The core of this IMI solar inverter is a 32-bit microprocessor with fully digital control algorithms for grid-connected operation power management and MPPT algorithms. The firmware is developed in C language.

The tasks performed by the microprocessor include the MPPT tracking mechanism of the DC-DC section; grid voltage zero-crossing detection; grid phase synchronization using PLL; Park and anti-Park transformation of grid voltage and current; active and reactive power calculation; and other protection functions.

The special thing about the Sun Farmer inverter is that once connected to the photovoltaic cells, no user intervention is required. It automatically detects the presence of grid voltage and controls its output voltage to synchronize with the grid voltage, frequency and phase. The target life of this solar inverter is more than 8 years.

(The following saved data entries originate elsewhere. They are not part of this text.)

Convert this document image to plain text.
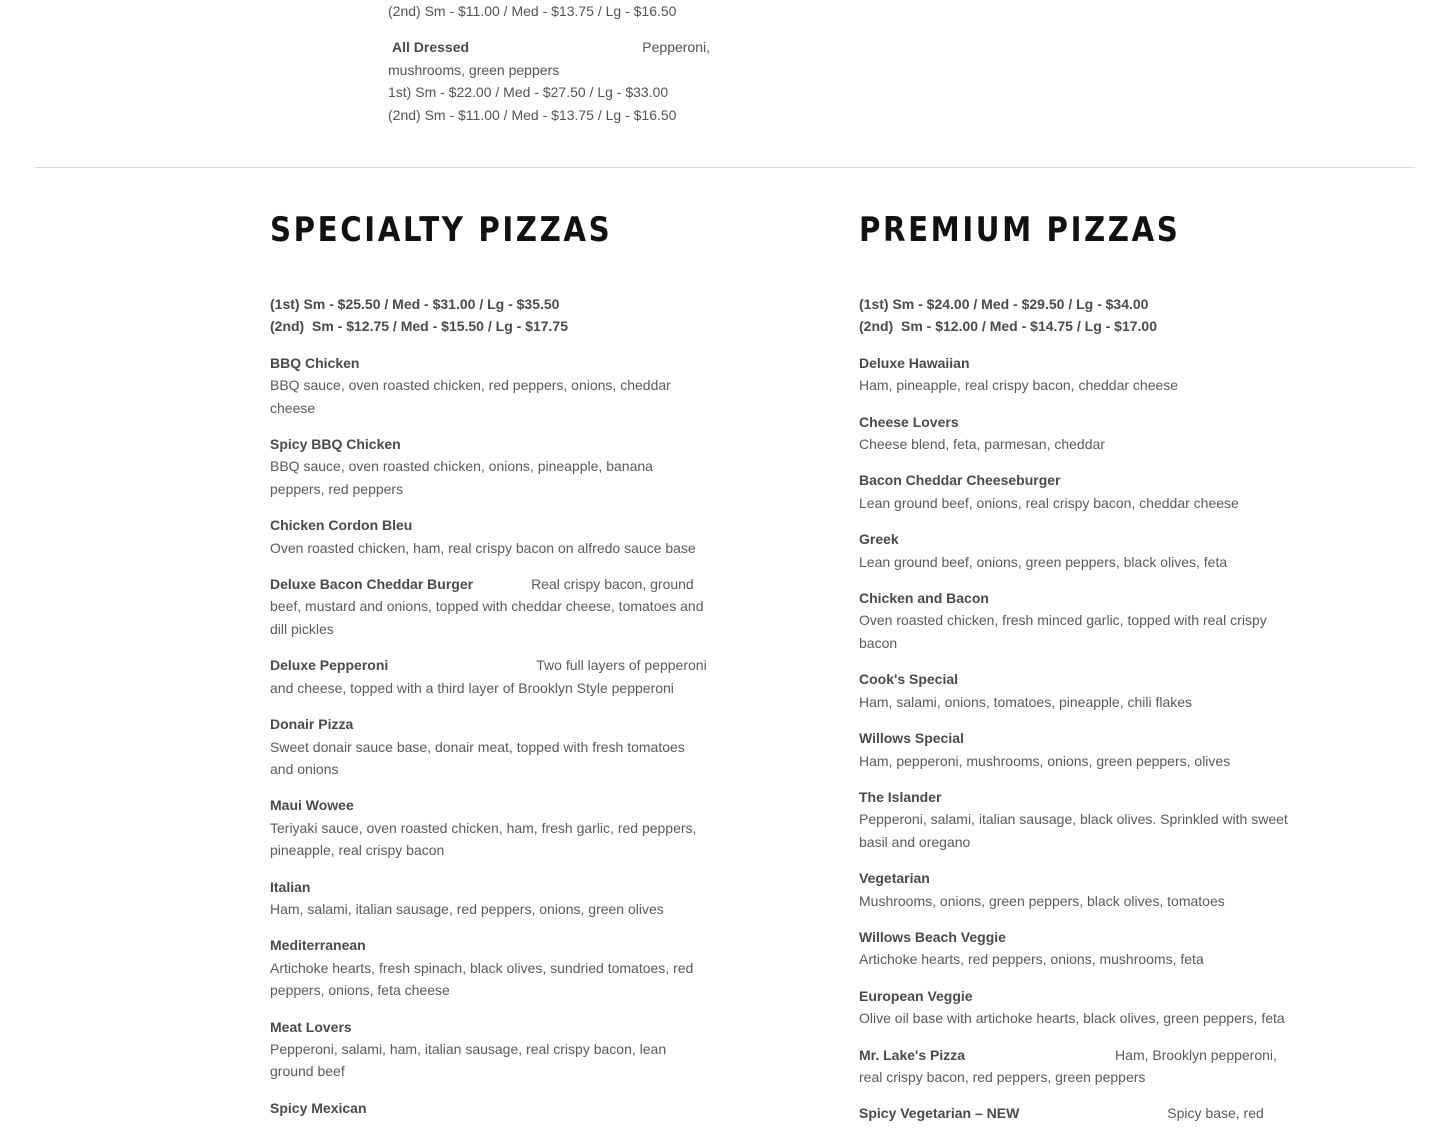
(2nd) Sm - $11.00 / Med - $13.75 / Lg - $16.50
All Dressed	Pepperoni,
mushrooms, green peppers
1st) Sm - $22.00 / Med - $27.50 / Lg - $33.00
(2nd) Sm - $11.00 / Med - $13.75 / Lg - $16.50
SPECIALTY PIZZAS
(1st) Sm - $25.50 / Med - $31.00 / Lg - $35.50
(2nd)  Sm - $12.75 / Med - $15.50 / Lg - $17.75
BBQ Chicken
BBQ sauce, oven roasted chicken, red peppers, onions, cheddar cheese
Spicy BBQ Chicken
BBQ sauce, oven roasted chicken, onions, pineapple, banana peppers, red peppers
Chicken Cordon Bleu
Oven roasted chicken, ham, real crispy bacon on alfredo sauce base
Deluxe Bacon Cheddar Burger	Real crispy bacon, ground beef, mustard and onions, topped with cheddar cheese, tomatoes and dill pickles
Deluxe Pepperoni	Two full layers of pepperoni and cheese, topped with a third layer of Brooklyn Style pepperoni
Donair Pizza
Sweet donair sauce base, donair meat, topped with fresh tomatoes and onions
Maui Wowee
Teriyaki sauce, oven roasted chicken, ham, fresh garlic, red peppers, pineapple, real crispy bacon
Italian
Ham, salami, italian sausage, red peppers, onions, green olives
Mediterranean
Artichoke hearts, fresh spinach, black olives, sundried tomatoes, red peppers, onions, feta cheese
Meat Lovers
Pepperoni, salami, ham, italian sausage, real crispy bacon, lean ground beef
Spicy Mexican
PREMIUM PIZZAS
(1st) Sm - $24.00 / Med - $29.50 / Lg - $34.00
(2nd)  Sm - $12.00 / Med - $14.75 / Lg - $17.00
Deluxe Hawaiian
Ham, pineapple, real crispy bacon, cheddar cheese
Cheese Lovers
Cheese blend, feta, parmesan, cheddar
Bacon Cheddar Cheeseburger
Lean ground beef, onions, real crispy bacon, cheddar cheese
Greek
Lean ground beef, onions, green peppers, black olives, feta
Chicken and Bacon
Oven roasted chicken, fresh minced garlic, topped with real crispy bacon
Cook's Special
Ham, salami, onions, tomatoes, pineapple, chili flakes
Willows Special
Ham, pepperoni, mushrooms, onions, green peppers, olives
The Islander
Pepperoni, salami, italian sausage, black olives. Sprinkled with sweet basil and oregano
Vegetarian
Mushrooms, onions, green peppers, black olives, tomatoes
Willows Beach Veggie
Artichoke hearts, red peppers, onions, mushrooms, feta
European Veggie
Olive oil base with artichoke hearts, black olives, green peppers, feta
Mr. Lake's Pizza	Ham, Brooklyn pepperoni, real crispy bacon, red peppers, green peppers
Spicy Vegetarian – NEW	Spicy base, red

The safety features of the inverter are also important. When a fault occurs in the grid connected to the PV system, it is necessary to observe the islanding situation. When an islanding situation occurs, the PV power generation system must be disconnected from the main grid immediately. If the PV output matches the load, the PV system can continue to supply power to the local load only. However, if the PV system is not disconnected from the main grid during an islanding situation, there will be a transient overcurrent passing through the PV system inverter, which may damage protection devices such as circuit breakers.

Photovoltaic or any other distributed generation system must be protected from islanding for the following reasons:

(1) The grid cannot control the voltage and frequency of the island, which may damage the client equipment when the grid cannot control it.

(2) Utilities and owners of distributed photovoltaic energy are responsible for electrical damage to customer equipment connected to their grids.

(3) Islanding can pose a hazard to power system employees or the public because it can energize lines that are normally considered to be disconnected from all excitation sources.

(4) After the island is reconnected to the grid, the line may trip again or damage the distributed energy generation equipment or other connected equipment due to phase shift closure.

(5) Islanding may interfere with the utility’s efforts to manually or automatically restore the grid to normal service.

In addition to having the function of preventing islanding hazards, inverters also need to meet the specific safety regulations and specifications put forward in specific regions.